The Islamic takeover of Ontario's public schools
The education system normalizes Islamic exceptionalism and antisemitism
During Israeli Apartheid Week in 2008, the University of Toronto hosted a conference of a newly formed group called High Schools Against Israel Apartheid. Ominously, the conference room was closed to all adults — teachers, parents and media — so we don’t know the particulars of the closed session led by extreme anti-Zionist activists.
Since then, not only high schools, but all Ontario schools have become fertile terrain, not only for the continuing promotion of anti-Zionism and pro-Palestinian “resistance” to Zionism’s alleged evils, but for the normalization of Islamic exceptionalism, enacted in deferential gestures that are not accorded other identity groups.
On Oct. 7, for example, in spite of former education Minister Jill Dunlop’s warning to school boards to keep geopolitics and bias out of the classroom in anticipation of this sorrowful anniversary for Jewish students, Earl Haig Secondary School in Toronto played the national anthem in Arabic.
The principal failed to persuade critics that there was no “ill intent” behind the incident, explaining it as a way to celebrate Canadian Islamic History Month. But if true, that makes the gaffe worse.
An objective principal would have marked Oct. 7 on the calendar as a “teaching moment” to illuminate the tragic consequences of ethnic hatred. This principal’s mind was apparently in “Oct. 8 mode,” so to speak, full of Gazan suffering, with no bandwidth available for acknowledging Jewish trauma.
A year prior, the York Region District School Board organized a field trip to a mosque, in celebration of Islamic Heritage Month. It turned out the permission forms sent to parents failed to mentioned that there was a five-minute “recitation from the Holy Book of Islam, the Holy Qur’an” on the agenda.
Once this became public knowledge, the activity was removed. In a statement, the Jewish Educators and Family Association (JEFA) said “many parents” were disappointed with the York board, especially “in light of the recent Grassy Narrows trip,” when a Toronto field trip was billed as a day of education about Indigenous hardships, but turned out to be a pro-Hamas protest.

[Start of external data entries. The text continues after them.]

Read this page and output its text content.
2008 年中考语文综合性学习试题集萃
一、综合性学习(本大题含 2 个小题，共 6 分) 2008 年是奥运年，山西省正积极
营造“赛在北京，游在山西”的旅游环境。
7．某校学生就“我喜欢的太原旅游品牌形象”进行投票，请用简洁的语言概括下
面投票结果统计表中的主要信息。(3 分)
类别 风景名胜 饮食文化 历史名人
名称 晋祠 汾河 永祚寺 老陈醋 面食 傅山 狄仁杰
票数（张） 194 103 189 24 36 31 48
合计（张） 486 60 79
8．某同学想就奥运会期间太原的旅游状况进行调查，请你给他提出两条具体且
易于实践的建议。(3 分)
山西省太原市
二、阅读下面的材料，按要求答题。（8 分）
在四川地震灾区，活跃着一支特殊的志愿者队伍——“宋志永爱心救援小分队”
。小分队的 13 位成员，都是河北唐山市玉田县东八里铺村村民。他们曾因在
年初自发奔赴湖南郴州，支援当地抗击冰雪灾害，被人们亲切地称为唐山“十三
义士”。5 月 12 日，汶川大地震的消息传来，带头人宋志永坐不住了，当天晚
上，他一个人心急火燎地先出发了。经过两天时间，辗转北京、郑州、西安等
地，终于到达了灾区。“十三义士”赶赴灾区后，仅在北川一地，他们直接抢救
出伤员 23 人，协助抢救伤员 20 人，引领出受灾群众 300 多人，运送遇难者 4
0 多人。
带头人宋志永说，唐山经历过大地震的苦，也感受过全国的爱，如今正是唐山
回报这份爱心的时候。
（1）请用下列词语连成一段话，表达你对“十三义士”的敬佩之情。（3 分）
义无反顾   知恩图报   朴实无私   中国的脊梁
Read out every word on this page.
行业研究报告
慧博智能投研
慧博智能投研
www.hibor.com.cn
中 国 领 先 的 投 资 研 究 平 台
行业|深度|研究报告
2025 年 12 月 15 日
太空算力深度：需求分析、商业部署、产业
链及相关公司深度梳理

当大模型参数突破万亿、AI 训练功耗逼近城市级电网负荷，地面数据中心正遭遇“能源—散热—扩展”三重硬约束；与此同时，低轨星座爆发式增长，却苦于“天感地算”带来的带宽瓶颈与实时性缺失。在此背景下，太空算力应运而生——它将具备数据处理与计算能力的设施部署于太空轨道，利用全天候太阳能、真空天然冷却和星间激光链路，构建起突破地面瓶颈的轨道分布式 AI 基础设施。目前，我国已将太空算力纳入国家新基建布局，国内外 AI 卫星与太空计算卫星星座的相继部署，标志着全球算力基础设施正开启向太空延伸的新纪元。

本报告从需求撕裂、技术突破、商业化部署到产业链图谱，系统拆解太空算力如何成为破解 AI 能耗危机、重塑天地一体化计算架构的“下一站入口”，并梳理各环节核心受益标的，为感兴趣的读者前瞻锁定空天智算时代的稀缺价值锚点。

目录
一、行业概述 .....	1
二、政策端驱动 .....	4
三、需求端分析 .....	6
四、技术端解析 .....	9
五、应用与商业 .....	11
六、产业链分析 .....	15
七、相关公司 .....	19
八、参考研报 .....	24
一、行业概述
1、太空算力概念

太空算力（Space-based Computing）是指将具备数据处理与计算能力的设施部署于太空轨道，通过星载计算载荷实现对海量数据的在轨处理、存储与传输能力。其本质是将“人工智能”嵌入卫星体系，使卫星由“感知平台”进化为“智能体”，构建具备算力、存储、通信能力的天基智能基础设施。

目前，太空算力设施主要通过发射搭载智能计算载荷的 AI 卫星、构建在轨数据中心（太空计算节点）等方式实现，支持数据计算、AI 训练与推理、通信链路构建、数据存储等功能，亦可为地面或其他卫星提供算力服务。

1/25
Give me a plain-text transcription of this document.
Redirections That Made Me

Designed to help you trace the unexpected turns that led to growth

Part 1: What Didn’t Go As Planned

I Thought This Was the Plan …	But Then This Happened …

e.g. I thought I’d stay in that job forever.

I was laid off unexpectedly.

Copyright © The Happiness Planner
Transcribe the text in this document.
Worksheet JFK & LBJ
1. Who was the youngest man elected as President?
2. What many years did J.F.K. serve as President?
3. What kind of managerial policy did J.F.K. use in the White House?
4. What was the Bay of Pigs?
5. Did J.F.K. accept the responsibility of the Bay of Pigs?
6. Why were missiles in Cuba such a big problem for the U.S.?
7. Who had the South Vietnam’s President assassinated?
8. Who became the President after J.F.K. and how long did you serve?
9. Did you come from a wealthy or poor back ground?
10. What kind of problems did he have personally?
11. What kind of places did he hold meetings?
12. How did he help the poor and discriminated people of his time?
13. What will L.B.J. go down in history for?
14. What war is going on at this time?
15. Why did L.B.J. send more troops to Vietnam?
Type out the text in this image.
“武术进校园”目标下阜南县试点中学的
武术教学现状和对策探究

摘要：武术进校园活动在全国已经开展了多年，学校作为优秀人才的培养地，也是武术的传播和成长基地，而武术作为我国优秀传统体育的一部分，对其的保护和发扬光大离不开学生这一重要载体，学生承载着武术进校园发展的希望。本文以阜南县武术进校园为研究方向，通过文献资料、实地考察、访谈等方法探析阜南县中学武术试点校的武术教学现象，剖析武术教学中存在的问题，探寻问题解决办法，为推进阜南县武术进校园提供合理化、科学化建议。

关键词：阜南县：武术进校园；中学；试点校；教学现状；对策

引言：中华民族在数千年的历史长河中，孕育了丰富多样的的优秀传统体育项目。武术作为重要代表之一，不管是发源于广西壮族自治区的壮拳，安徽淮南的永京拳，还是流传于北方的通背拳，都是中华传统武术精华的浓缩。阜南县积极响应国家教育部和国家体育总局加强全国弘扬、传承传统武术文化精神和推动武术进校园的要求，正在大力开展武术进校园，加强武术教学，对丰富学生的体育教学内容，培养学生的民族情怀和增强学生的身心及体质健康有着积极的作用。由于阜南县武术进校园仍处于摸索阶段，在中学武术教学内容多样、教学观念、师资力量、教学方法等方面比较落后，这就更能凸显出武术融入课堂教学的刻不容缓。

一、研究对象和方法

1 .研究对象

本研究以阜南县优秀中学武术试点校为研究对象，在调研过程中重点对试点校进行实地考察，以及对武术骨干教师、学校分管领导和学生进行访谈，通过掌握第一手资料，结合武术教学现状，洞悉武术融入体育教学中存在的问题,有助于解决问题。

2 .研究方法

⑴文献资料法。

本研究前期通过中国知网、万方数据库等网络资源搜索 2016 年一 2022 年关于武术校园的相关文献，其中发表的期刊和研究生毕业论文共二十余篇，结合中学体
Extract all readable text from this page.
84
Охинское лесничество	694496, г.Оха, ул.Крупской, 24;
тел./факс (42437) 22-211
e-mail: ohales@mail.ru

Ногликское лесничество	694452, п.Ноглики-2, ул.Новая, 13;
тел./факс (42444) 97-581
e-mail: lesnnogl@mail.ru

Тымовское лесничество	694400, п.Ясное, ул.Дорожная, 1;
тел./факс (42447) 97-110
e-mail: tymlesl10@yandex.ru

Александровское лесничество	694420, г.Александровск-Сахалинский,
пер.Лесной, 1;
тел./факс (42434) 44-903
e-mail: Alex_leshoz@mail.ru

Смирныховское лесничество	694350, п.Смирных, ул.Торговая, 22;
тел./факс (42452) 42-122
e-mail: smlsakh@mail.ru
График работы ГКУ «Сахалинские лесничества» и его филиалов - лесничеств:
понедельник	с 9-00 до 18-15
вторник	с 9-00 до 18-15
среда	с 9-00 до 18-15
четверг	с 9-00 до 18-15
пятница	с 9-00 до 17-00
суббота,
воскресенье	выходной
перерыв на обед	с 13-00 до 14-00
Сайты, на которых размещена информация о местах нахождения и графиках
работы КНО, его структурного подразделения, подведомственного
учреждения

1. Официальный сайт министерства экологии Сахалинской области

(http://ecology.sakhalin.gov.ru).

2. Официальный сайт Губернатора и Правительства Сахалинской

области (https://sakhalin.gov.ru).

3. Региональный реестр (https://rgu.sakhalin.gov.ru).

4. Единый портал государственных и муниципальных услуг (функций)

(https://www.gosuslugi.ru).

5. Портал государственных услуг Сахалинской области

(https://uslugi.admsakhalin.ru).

Critics of the above examples of Islamo-exceptionalism had the advantage of access to reporting on these events. For other examples, we need to dig deeper.
Parents rarely scrutinize the resource materials their children bring home. They should. Textbooks are long gone. So is the necessity for approval by the Ministry of Education. Teachers have near-absolute discretion in assigning videos, third-party promotional materials and the like. Some of it qualifies as intifada-supporting antisemitism.
A case in point: JEFA has been sounding the alarm about the native-land.ca website. Widely distributed in Ontario schools, its interactive maps purport to identify Indigenous territories around the world. I searched it for “Jerusalem, Israel.” What came up was “Palestine” in English and Arabic (coloured green from the river to the sea, exactly as imagined in the eradicationist fever dreams of the keffiyeh crowd).
This “resource” is not only used in Ontario. The National Education Association — America’s mammoth teachers’ union — sent an email to its over three-million members promoting the site. JEFA’s exposure of this institutional travesty prompted Historica Canada and Smithsonian Magazine to end their partnerships with the site.
In an interview, JEFA founder and director Tamara Gottlieb told me that the myth of Palestinian indigeneity in Israel is part of Ontario’s “rooted curriculum,” taught from Grade 3 onward.
She describes native-lands.ca as “prototypical of the whack-a-mole that parents find themselves in today” with regard to their children’s resource materials. (It was even being used in her daughter’s upscale Toronto private school until she intervened.) Without strictures requiring the use of ministry-approved materials, she says that websites like this will continue to circulate unchecked.
Jews are the most targeted minority, Gottlieb says, but the K-12 Ontario educational system also encourages contempt for Christians, other white Canadians and anyone else who resists the reflexive acclamation of Indigenous and Islamic exceptionalism in the name of “decolonization.”
As indoctrination ratchets ever upward, actual learning is in decline. Ontario Premier Doug Ford and Education Minister Paul Calandra routinely say that they’re appalled by the systemic politicization of the school system and its dire effects, but their only active response has been to fill potholes on a sinking highway.
And so, because the Ontario government cannot summon the will to intervene in order to end the abuse of children under its protection, over two-million schoolchildren, including Ontario’s next generation of teachers, remain exposed to intellectual bullying and its concomitant risk of permanently impaired critical judgment.